Reopening as this race resurfaced, this time on more machines. Good thing: I can reproduce it on the Marvin nodes. I'll add a script for bug reproduction momentarily.

gentryx commented 8 years ago

`[01:43:41]:aschafer@deneb01.hermione:/home/aschafer:0:$ cat test.sh

!/bin/bash

set -e

cd $HOME rm -f .cmake/packages/HPX/*

mkdir test_race_lgd_hpx cd test_race_lgd_hpx git clone https://github.com/STEllAR-GROUP/hpx.git git clone https://github.com/stellar-group/libgeodecomp

mkdir hpx/build cd hpx/build cmake -DHPX_WITH_EXAMPLES=false -DHPX_WITH_PARCELPORT_MPI=true -DHPX_WITH_PARCELPORT_TCP=true -DCMAKE_INSTALL_PREFIX=$HOME/test_race_lgd_hpx/local_install -DHPX_WITH_CXX14=false -DHPX_WITH_MALLOC=system -DBOOST_ROOT=/opt/boost/1.57.0-release/ .. make -j40 make install cd ../../

mkdir libgeodecomp/build cd libgeodecomp/build cmake -DWITH_CUDA=false -DWITH_CPP14=true -DWITH_HPX=true -DBOOST_ROOT=/opt/boost/1.57.0-release/ .. make -j40

for ((i=0;i<10;++i)); do ./src/testbed/hpxperformancetests/hpxperformancetests --hpx:threads=32 0 0 done

[01:43:45]:aschafer@deneb01.hermione:/home/aschafer:0:$ sbatch -p marvin --exclusive test.sh Submitted batch job 1714003 `

sithhell commented 8 years ago

@gentryx could you try the fix_wait_all (see #2165) branch and see if that fixes your issue?

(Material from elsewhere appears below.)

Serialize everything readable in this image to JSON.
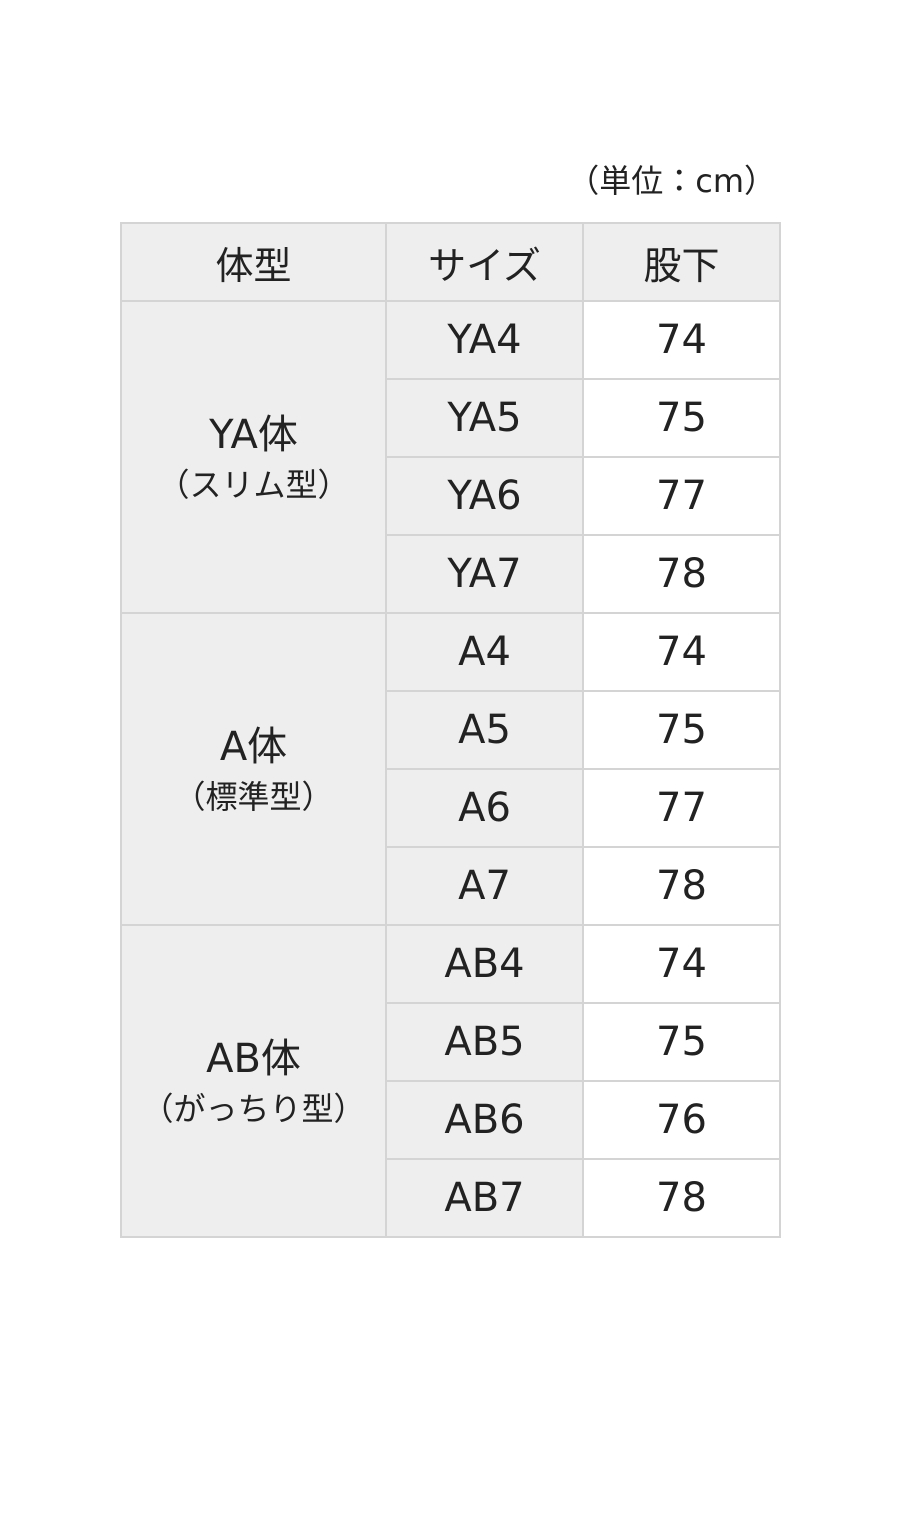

gentryx commented 8 years ago

@sithhell I can confirm that my issue is not present on the fix_wait_all branch. :-)

hkaiser commented 8 years ago

I'm certain this fixes not only your issue but a couple of similarly dubious problems we've been seeing over the last months.

sithhell commented 8 years ago

This can be closed now as #2165 has been merged.